One major challenge with organoids? These mini-brains are suspended in time: They cannot simulate aging.

“Even if you take a sample from an adult, it’s still going to look like a fetal version of their brain,”  Gosztyla said. “And so that limits the kind of how applicable all these models are to things like Alzheimer’s and Parkinson’s.”

The goal is to work towards inducing aging in the organoids, she said, so that they can study more than just the very early signs of Alzheimer’s. Gosztyla said she wants to be able to use the technology to mimic the brains of older adults too. “Can we then actually reverse some of those changes in a model that looks more like the brain that a 65-year-old or a 75-year-old might actually have?” she asked.

Treating rare youth brain diseases

BrainStorm is currently focused on the area of rare pediatric brain disease.
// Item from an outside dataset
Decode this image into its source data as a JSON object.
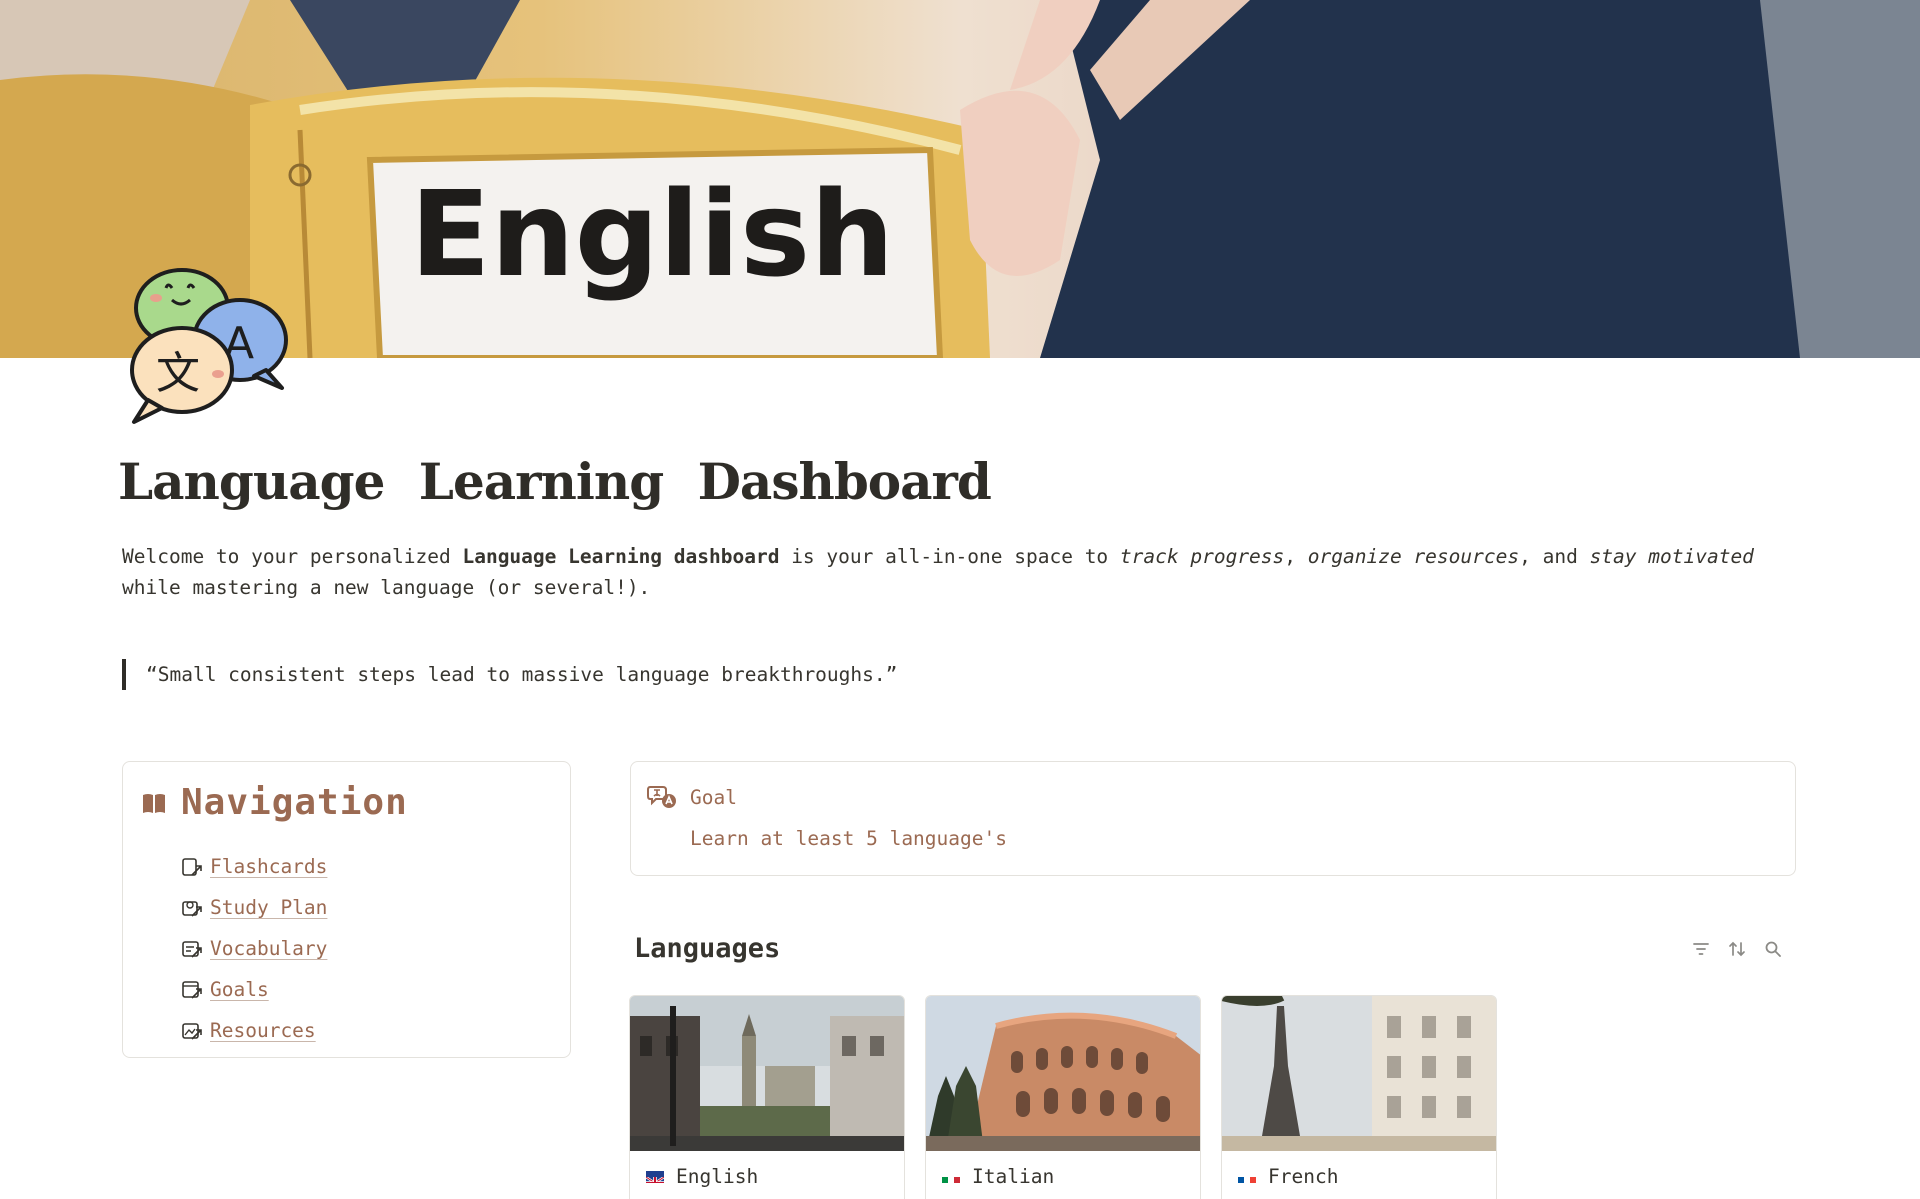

According to Gosztyla, their technology found that the Alzheimer’s drug donepezil reversed seizures in organoids, and they’ve received FDA approval to move into Phase 2 clinical trials to repurpose the drug for patients with Rett syndrome, a neurological disorder that typically affects young girls. 

The hope is that after finding success developing drugs for rare pediatric brain diseases, that will allow them to ramp up testing for more common disease programs involving Parkinson’s and Alzheimer’s. 

With her grandmother in mind, Gosztyla says it’s important for scientists in the lab to remember the people living with neurodegeneration, and do all that’s possible to shorten the timeline to effective treatments.